CO2, one of the major green house gases, has become a big concern of modern society. A large amount of Carbon dioxide is generated by burning fossil fuels, for example, coal and petroleum. Nowadays, some practical methods have been developed to reduce CO2 concentration in atmosphere, such as post-combustion capture, pre-combustion, oxyfuel combustion and industrial separation. CO2 transportation is then the next important step to bring those captured CO2 to its final destination.

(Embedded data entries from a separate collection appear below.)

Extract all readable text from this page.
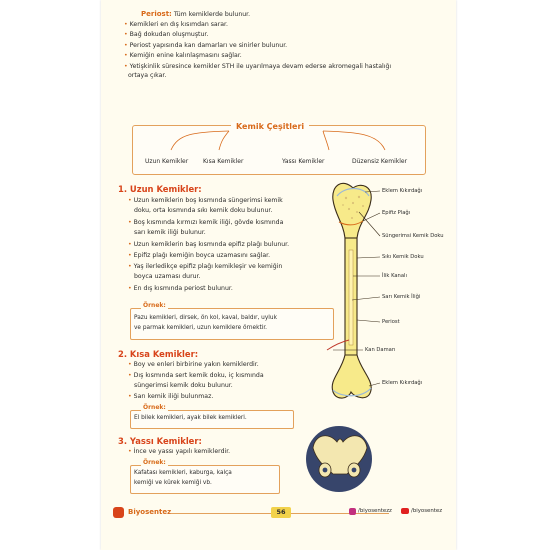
Periost: Tüm kemiklerde bulunur.
• Kemikleri en dış kısımdan sarar.
• Bağ dokudan oluşmuştur.
• Periost yapısında kan damarları ve sinirler bulunur.
• Kemiğin enine kalınlaşmasını sağlar.
• Yetişkinlik süresince kemikler STH ile uyarılmaya devam ederse akromegali hastalığı
ortaya çıkar.
Kemik Çeşitleri
Uzun Kemikler Kısa Kemikler	Yassı Kemikler	Düzensiz Kemikler
1. Uzun Kemikler:
• Uzun kemiklerin boş kısmında süngerimsi kemik
doku, orta kısmında sıkı kemik doku bulunur.
• Boş kısmında kırmızı kemik iliği, gövde kısmında
sarı kemik iliği bulunur.
• Uzun kemiklerin baş kısmında epifiz plağı bulunur.
• Epifiz plağı kemiğin boyca uzamasını sağlar.
• Yaş ilerledikçe epifiz plağı kemikleşir ve kemiğin
boyca uzaması durur.
• En dış kısmında periost bulunur.
Örnek:
Pazu kemikleri, dirsek, ön kol, kaval, baldır, uyluk
ve parmak kemikleri, uzun kemiklere örnektir.
2. Kısa Kemikler:
• Boy ve enleri birbirine yakın kemiklerdir.
• Dış kısmında sert kemik doku, iç kısmında
süngerimsi kemik doku bulunur.
• Sarı kemik iliği bulunmaz.
Örnek:
El bilek kemikleri, ayak bilek kemikleri.
3. Yassı Kemikler:
• İnce ve yassı yapılı kemiklerdir.
Örnek:
Kafatası kemikleri, kaburga, kalça
kemiği ve kürek kemiği vb.
Eklem Kıkırdağı
Epifiz Plağı
Süngerimsi Kemik Doku
Sıkı Kemik Doku
İlik Kanalı
Sarı Kemik İliği
Periost
Kan Damarı
Eklem Kıkırdağı
Biyosentez	56	/biyosentezz	/biyosentez
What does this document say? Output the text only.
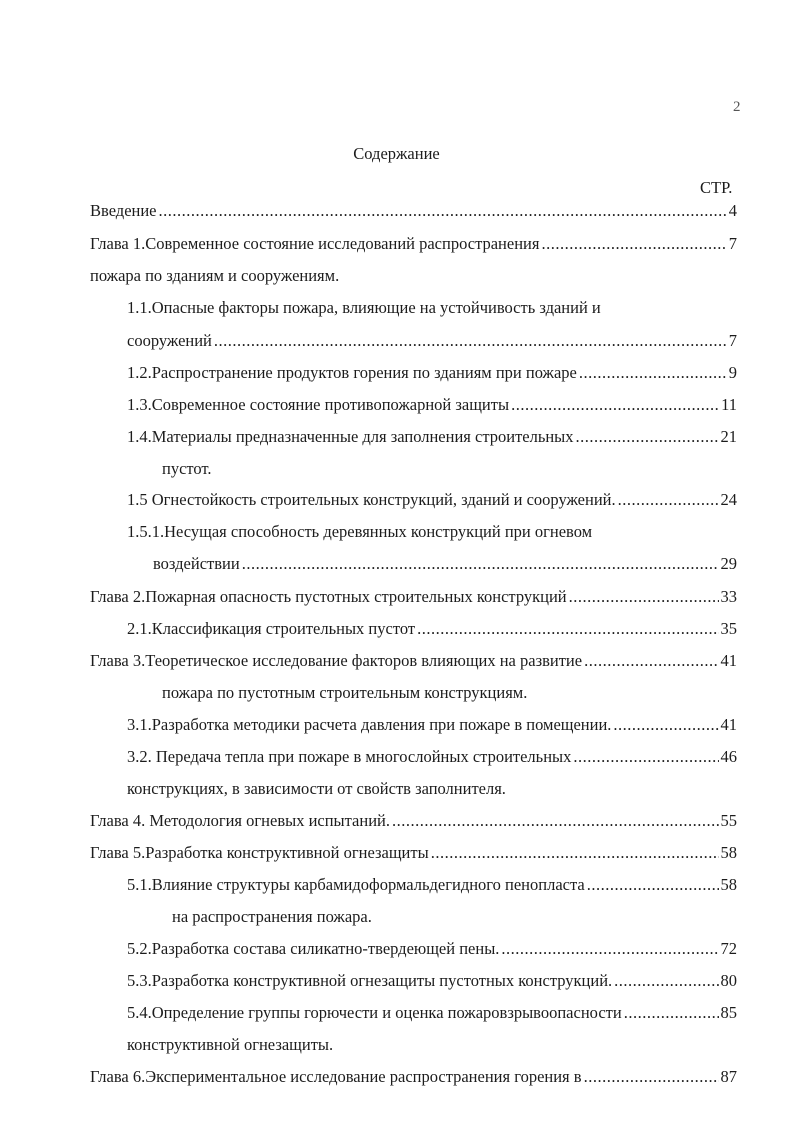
2
Содержание
СТР.
Введение .....	4
Глава 1.Современное состояние исследований распространения .....	7
пожара по зданиям и сооружениям.
1.1.Опасные факторы пожара, влияющие на устойчивость зданий и
сооружений .....	7
1.2.Распространение продуктов горения по зданиям при пожаре .....	9
1.3.Современное состояние противопожарной защиты .....	11
1.4.Материалы предназначенные для заполнения строительных .....	21
пустот.
1.5 Огнестойкость строительных конструкций, зданий и сооружений. .....	24
1.5.1.Несущая способность деревянных конструкций при огневом
воздействии .....	29
Глава 2.Пожарная опасность пустотных строительных конструкций .....	33
2.1.Классификация строительных пустот .....	35
Глава 3.Теоретическое исследование факторов влияющих на развитие .....	41
пожара по пустотным строительным конструкциям.
3.1.Разработка методики расчета давления при пожаре в помещении. .....	41
3.2. Передача тепла при пожаре в многослойных строительных .....	46
конструкциях, в зависимости от свойств заполнителя.
Глава 4. Методология огневых испытаний. .....	55
Глава 5.Разработка конструктивной огнезащиты .....	58
5.1.Влияние структуры карбамидоформальдегидного пенопласта .....	58
на распространения пожара.
5.2.Разработка состава силикатно-твердеющей пены. .....	72
5.3.Разработка конструктивной огнезащиты пустотных конструкций. .....	80
5.4.Определение группы горючести и оценка пожаровзрывоопасности .....	85
конструктивной огнезащиты.
Глава 6.Экспериментальное исследование распространения горения в .....	87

Transport is that stage of carbon capture and storage that links sources and storage sites. Transportation usually happens in three stages which are gas, liquid and solid. The most commonly used and cost-effective way are pumping compressed CO2 via pipeline and CO2 liquefaction which is used for gas transport by ship. Solidification is not typically used due to high energy use and cost.
Some technical parts involved in CO2 pipeline design including corrosion, metering and pressure. For dry carbon dioxide design, Carbon-manganese pipelines will not corrode if relative humidity is below 60%. Carbon steel doesn’t exhibit any corrosion concerns. For wet carbon dioxide design, stainless steel should be used if free water is present. Metering system, which tracks input and output of CO2 volume, is also important in pipeline design. One existing example for metering system is called Supervisory Control and Data Acquisition (SCADA) which can measures pressure drops along the pipeline and manage emergencies. Since CO2 is compressed in the pipeline, pressure is also a concern. High pressure pipeline usually has a pressure of at least 9.6 MPa. The advantages are helping keep gas dense at a wide range of temperatures and cutting the cost.
The figure below shows an general map of the CO2 pipeline system in the U.S.. Some existing systems are Canyon Reef Pipeline, Bravo Dome Pipeline, Cortez Pipeline, Sheep Mountain Pipeline and Weyburn Pipeline. The other key specification for designing is CO2 Quality Criteria which includes Carbon Dioxide Content, Water, Hydrogen Sulfide, Total Sulfur, Temperature, Nitrogen, Hydrocarbons, Oxygen and Glycol.
Although several methods have be developed to control CO2 concentration in the atmosphere. There is still a long way to go to control GHG and protect our environment.